Case Presentation: A 63-year-old gentleman with a past medical history of hypertension and remote history of left middle finger burn injury. He was admitted to the hospital with a 2-month history of painless left third finger wound. The wound started as a small mass and progressively enlarged. He reported more than 30-year history of an old burn scar on the same location. His burn wound was asymptomatic and he didn’t seek any medical attention. On examination, the finger showed nodular formation, induration, ulceration and yellowish crust with contact bleeding (Figure 1). Swab culture grew Staphylococcus aureus and he was started on empirical antibiotics. Subsequently, he underwent debridement with wide excision and the biopsy showed invasive well-differentiated squamous cell carcinoma (SCC) involving the margins. Staging computed tomography (CT) scan didn’t show any regional lymphadenopathy or distant metastases. He was diagnosed with Marjolin’s ulcer and subsequently underwent amputation of his finger with excision of distal metacarpal bone to achieve clear margins.
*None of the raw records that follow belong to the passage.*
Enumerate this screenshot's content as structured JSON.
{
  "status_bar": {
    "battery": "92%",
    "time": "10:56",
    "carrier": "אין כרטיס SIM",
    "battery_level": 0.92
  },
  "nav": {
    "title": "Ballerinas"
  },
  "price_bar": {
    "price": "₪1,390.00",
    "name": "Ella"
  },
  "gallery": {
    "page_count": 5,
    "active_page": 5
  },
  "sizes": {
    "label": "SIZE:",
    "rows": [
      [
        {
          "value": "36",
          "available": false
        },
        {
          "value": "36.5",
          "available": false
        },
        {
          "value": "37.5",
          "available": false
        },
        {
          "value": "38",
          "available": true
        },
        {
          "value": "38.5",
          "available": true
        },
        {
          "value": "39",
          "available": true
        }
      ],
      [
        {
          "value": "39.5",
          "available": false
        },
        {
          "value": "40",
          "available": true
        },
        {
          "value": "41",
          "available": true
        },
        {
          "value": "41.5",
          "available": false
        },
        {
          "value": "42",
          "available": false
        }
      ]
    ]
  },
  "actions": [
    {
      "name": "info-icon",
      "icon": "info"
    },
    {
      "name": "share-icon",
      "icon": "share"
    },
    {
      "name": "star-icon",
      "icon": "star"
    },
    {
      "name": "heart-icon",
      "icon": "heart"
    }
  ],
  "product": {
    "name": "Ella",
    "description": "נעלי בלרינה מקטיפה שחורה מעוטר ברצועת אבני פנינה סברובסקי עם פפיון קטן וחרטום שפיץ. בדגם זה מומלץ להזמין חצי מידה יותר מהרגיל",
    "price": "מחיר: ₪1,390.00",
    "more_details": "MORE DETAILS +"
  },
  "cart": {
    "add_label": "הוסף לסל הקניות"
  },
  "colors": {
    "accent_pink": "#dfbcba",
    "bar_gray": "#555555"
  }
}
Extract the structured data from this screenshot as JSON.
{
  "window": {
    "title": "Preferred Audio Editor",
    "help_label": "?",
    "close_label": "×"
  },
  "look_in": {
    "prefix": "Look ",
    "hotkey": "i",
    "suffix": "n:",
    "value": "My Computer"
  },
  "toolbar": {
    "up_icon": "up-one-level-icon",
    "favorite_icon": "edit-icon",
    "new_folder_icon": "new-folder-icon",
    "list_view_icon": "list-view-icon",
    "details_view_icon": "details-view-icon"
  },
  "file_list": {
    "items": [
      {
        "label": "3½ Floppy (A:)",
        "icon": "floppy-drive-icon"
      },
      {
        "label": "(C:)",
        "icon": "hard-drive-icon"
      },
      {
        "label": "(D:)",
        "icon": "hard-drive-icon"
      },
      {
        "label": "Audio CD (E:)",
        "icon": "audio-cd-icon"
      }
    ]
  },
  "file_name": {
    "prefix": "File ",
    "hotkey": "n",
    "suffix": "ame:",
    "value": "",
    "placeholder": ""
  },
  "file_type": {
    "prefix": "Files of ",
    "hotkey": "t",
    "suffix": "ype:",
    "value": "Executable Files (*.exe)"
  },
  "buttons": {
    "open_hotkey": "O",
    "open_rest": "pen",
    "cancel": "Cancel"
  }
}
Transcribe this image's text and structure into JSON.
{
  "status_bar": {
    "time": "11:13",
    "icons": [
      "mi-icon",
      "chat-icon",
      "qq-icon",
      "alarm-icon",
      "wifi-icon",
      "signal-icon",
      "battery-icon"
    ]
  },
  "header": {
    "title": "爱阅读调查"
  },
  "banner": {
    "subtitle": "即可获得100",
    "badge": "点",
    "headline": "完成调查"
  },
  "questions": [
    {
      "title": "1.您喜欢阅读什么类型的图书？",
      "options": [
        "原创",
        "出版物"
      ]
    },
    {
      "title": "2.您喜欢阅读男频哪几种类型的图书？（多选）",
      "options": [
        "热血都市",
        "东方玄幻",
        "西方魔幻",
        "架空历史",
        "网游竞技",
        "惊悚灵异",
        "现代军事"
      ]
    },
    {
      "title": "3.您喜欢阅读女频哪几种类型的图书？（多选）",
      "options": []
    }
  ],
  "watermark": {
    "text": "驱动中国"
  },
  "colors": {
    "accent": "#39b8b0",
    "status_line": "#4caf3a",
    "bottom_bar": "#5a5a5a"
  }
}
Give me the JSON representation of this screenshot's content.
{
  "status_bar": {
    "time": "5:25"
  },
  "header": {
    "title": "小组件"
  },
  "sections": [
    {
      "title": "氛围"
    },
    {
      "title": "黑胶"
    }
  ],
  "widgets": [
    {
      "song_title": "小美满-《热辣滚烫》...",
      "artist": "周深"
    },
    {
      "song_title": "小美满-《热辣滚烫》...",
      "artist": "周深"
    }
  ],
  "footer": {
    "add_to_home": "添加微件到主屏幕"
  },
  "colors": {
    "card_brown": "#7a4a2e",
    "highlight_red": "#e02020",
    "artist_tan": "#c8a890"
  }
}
Discussion: Marjolin’s ulcer, originally described by Marjolin’s in 1828, is a rare and aggressive type of SCC originating from previously chronic non-healing inflamed skin or trauma, and often after burns in up to 2% of cases. It commonly arises in the lower limbs and rarely in the digits and It carries a poor prognosis with high regional lymph node metastasis which can reach up to 27.5% depending on the degree of malignancy differentiation. The malignant transformation (latency time) is often slow and takes around 30-35 years to develop. The mechanisms of malignant degeneration is not fully understood and there is no current agreement on the management. Treatment is largely dependent on the biopsy staging with either surgical wide excision (early stage) or amputation (advanced stage). However, the recurrence rate can reach up to 30%.
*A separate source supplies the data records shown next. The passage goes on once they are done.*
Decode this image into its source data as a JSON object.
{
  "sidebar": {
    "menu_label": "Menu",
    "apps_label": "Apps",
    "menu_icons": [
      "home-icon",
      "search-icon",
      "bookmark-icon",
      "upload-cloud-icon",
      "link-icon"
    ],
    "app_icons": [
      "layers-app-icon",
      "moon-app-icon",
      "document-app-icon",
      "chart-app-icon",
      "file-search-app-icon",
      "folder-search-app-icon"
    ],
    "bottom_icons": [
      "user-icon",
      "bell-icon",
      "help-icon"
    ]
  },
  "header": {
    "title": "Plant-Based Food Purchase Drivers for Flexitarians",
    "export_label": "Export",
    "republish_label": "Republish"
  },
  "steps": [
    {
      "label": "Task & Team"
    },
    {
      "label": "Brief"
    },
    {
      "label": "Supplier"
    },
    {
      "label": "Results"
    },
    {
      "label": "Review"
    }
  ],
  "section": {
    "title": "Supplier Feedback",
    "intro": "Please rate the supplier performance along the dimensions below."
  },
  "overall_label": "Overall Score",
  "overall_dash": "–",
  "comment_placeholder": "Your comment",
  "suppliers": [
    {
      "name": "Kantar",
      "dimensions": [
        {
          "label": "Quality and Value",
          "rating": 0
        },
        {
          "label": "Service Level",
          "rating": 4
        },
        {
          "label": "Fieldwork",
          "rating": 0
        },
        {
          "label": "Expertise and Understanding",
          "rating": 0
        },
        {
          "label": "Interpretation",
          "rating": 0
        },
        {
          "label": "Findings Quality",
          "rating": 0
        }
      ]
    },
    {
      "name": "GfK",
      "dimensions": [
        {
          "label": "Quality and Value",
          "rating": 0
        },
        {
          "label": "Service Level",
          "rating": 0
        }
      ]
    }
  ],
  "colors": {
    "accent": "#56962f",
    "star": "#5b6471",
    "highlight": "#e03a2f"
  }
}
Conclusions: Limited health care access, wound neglect, and late presentations have a high potential for the development of Marjolin’s ulcer. Therefore, wound care and traumatic wound closure to prevent malignant degeneration is advisable. In addition, early referral for tissue biopsy if chronic wounds demonstrated suspicious features such as nodule formation, induration, ulceration, and contact bleeding is recommended.